Rafael had suffered severe head trauma and was not expected to live, Pearson said. At the hospital, she saw a "cute" little boy hooked up to the machines that were helping him hold on to life.

"I was thinking he was going to die, and I had never met him," she said. She talked to the baby. Whatever he needed to do, live or die, he should do, she said. But if she had a choice, she told him, she wanted "a little miracle."

Soon, he didn't need life support. A few weeks later, he was moved to the HSC Pediatrics Center, widely known as the Hospital for Sick Children. There, the scope of his injuries -- and the limits of miracles -- came into focus.

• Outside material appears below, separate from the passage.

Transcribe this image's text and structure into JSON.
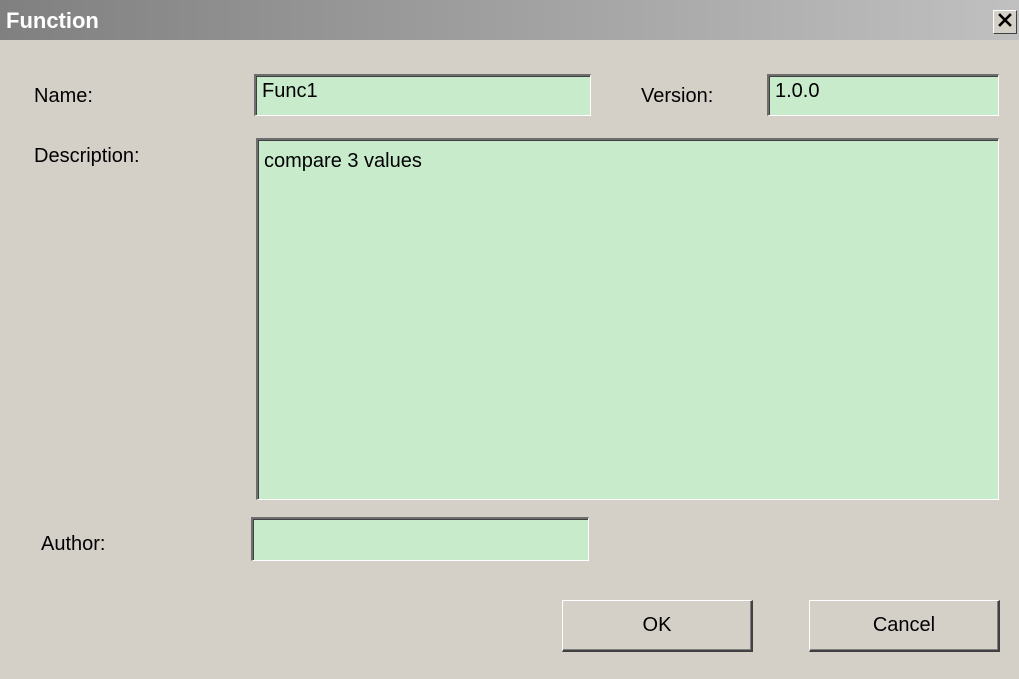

Rafael had bled heavily around his brain and behind his eyes. An MRI showed that his cerebrum, the thinking part of the brain, was full of holes, where cells had died. The brainstem, which controls basic body functions, was not as badly injured.

So Rafael can breathe and swallow, and his heart beats. He can make sounds and respond to voices around him. But his condition is not expected to change.

A couple of times a week, he is taken from the nursing home to his grandmother's home, set on a large lot in a secluded corner of Fairfax Station. He eats ice cream and applesauce and yogurt, surrounded by his sisters, ages 2 and 6, absorbing the sounds of his family. It is the sort of love and comfort that Pearson hopes he will always have.

But she knows that at 54, she might not be around to provide it or even push for it, and that is why she ultimately hired two lawyers and plans to take the District to court in a civil lawsuit seeking damages.

She wants to know that Rafael will have the best possible care.

"He didn't ask for this," she said. "He didn't deserve this."